Yoongi patrzy w sufit swojego salonu, czując się jakby był dziwnie zahipnotyzowany. Po dłuższej chwili odwraca głowę w bok, spoglądając na Jeongguka, który z kolei skupia wzrok na swoim kroczu.
- Huh... chciałem się odprężyć, a nie dostać potężnej erekcji - mówi, na co Min głośno się śmieje, przymykając powieki.
- Jesteś takim debilem - rechota, chwytając się za brzuch, który boli go ze śmiechu. Ma wrażenie, jakby jego ciało w tym momencie zrobiło wyrzut serotoniny, przez co blondyn ściera ze swoich policzków niewielką ilość łez.
- Yoooongiiii-ssiii- wspomniany chłopak odwraca głowę w stronę Jeongguka, który przybliża się do niego, chwytając go za kolano, które następnie zgina, by oprzeć na nim brodę. - Myślisz, że jestem dobrym materiałem na chłopaka? - pyta, na co dwudziestotrzylatek uśmiecha się szeroko.
- Jesteśmy naćpani, wątpię, żeby moja odpowiedź miała jakiś sens i znaczenie - parska śmiechem, a Jeongguk już po chwili przytakuje mu głową, lekko bujając jego kolanem na boki. - Ale tak.
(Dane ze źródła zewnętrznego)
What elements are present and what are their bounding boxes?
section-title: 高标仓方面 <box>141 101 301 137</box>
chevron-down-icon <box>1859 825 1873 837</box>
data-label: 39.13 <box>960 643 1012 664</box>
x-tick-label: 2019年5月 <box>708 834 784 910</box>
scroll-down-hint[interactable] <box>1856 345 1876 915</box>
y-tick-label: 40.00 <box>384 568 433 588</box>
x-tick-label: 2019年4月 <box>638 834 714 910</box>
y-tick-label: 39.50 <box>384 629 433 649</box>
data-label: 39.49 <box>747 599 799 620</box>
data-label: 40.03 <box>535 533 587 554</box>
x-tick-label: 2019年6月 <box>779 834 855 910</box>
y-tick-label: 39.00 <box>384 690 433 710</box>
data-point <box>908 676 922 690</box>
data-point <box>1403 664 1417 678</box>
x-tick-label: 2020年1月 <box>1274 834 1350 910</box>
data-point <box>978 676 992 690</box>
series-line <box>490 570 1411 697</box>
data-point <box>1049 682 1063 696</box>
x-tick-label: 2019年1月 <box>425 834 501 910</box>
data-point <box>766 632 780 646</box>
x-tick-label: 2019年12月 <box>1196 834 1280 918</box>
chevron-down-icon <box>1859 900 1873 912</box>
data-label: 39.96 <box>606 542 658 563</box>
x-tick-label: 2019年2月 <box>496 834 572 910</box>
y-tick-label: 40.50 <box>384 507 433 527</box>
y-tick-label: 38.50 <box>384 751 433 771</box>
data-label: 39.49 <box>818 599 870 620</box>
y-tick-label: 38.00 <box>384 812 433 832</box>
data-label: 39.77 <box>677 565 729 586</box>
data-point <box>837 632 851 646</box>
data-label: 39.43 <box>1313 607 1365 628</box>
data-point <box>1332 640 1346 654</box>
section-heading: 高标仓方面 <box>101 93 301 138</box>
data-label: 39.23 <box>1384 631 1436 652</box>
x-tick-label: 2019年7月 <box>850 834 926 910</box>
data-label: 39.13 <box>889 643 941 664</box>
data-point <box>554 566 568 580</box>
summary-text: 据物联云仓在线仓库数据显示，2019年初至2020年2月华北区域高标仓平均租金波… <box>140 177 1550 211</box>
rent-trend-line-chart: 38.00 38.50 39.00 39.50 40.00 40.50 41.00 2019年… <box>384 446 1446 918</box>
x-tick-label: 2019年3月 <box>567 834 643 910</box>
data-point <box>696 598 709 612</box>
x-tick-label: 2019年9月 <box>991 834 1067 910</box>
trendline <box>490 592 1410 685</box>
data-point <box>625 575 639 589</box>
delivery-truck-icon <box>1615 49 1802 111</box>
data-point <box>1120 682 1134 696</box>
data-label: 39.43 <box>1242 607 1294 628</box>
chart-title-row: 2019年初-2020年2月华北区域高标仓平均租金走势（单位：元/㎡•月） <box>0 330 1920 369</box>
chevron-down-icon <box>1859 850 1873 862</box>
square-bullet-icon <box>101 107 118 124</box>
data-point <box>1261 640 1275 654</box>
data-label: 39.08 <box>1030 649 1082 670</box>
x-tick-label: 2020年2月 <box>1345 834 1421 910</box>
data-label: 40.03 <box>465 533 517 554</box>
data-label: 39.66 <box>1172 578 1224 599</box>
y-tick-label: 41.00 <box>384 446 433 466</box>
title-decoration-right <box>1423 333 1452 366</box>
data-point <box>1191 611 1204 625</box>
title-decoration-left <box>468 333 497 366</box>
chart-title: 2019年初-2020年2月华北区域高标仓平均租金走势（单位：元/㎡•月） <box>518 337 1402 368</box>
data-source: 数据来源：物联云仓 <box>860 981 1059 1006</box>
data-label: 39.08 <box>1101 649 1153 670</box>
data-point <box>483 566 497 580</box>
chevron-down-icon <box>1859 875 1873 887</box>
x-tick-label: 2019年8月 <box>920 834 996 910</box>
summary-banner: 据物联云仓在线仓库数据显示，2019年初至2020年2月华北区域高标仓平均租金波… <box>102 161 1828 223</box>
Prawdopodobnie tak - dodaje po dłuższej chwili.
Jeon uśmiecha się, po czym sięga dłonią do jego policzka, który delikatnie gładzi.
- Pocałuj mnie.
- Dlaczego? - pyta starszy, jednak mimowolnie pochyla się w jego stronę, by złączyć ich usta. Guk wzdycha cicho, pogłębiając pocałunek.
- Bo lubię cię całować - szepta w międzyczasie, przejeżdżając językiem po mokrych wargach blondyna. - Masz ładne usta - mówi, kilkukrotnie je muskając.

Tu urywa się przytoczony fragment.